S’exprimant ce jeudi 26 mars dans une conférence de presse, les archevêques et évêques membres de la Conférence épiscopale nationale du Congo ont dressé un tableau préoccupant des conditions socio-économiques du pays, marquées par une précarité grandissante, une instabilité sécuritaire persistante et une crise humanitaire qui continue de fragiliser le tissu social.
À l’issue de leur Assemblée plénière extraordinaire tenue du 23 au 25 mars 2026 à Kinshasa, les prélats catholiques ont placé la question du « Pacte social pour la paix et le bien-vivre ensemble » au cœur de leur message, dans un contexte de crise en RDC. Par ailleurs, par la voix de son secrétaire général, Donatien Nshole, l’épiscopat congolais a réaffirmé sa position sur la constitution qu’il estime qu’il peut être révisé mais pas dans le contexte congolais présent.
« La position de la Cenco n’a pas changé. Le principe de la révision constitutionnelle est constitutionnel.
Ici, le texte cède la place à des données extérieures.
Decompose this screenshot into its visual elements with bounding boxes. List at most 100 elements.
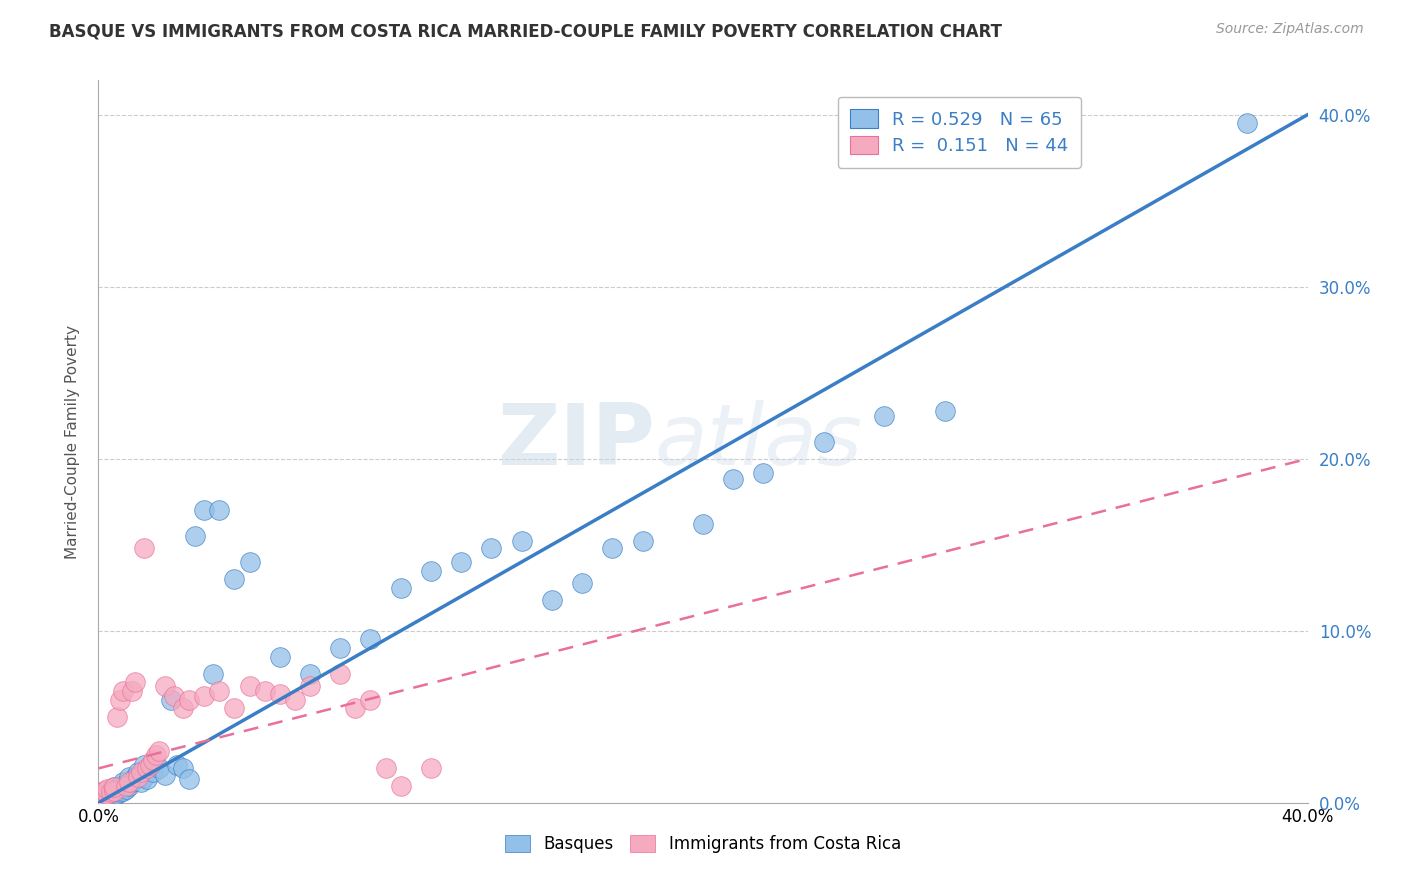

La constitution elle-même prévoit les modalités de révision de la constitution. La constitution elle-même décrit les articles qui ne peuvent pas être révisés. Pour les évêques de la Cenco, dans le contexte sécuritaire actuel, ce serait hasardeux d’ouvrir ce chapitre là de révision de la constitution dans un contexte qui n’est pas consensuel », a dit Donatien Nshole.
Le débat sur le changement de la constitution repose sur une tension entre la volonté de modernisation affichée par la majorité et les craintes de dérive autoritaire exprimées par l'opposition. Le camp présidentiel (UDPS) soutient que la Constitution de 2006 est inadaptée aux réalités congolaises et doit être changée ou révisée pour renforcer l'efficacité de l'État. En face, les opposants et de nombreux mouvements citoyens dénoncent une manœuvre politique visant principalement à faire sauter le verrou des mandats présidentiels pour permettre au président actuel de se maintenir au pouvoir après 2028.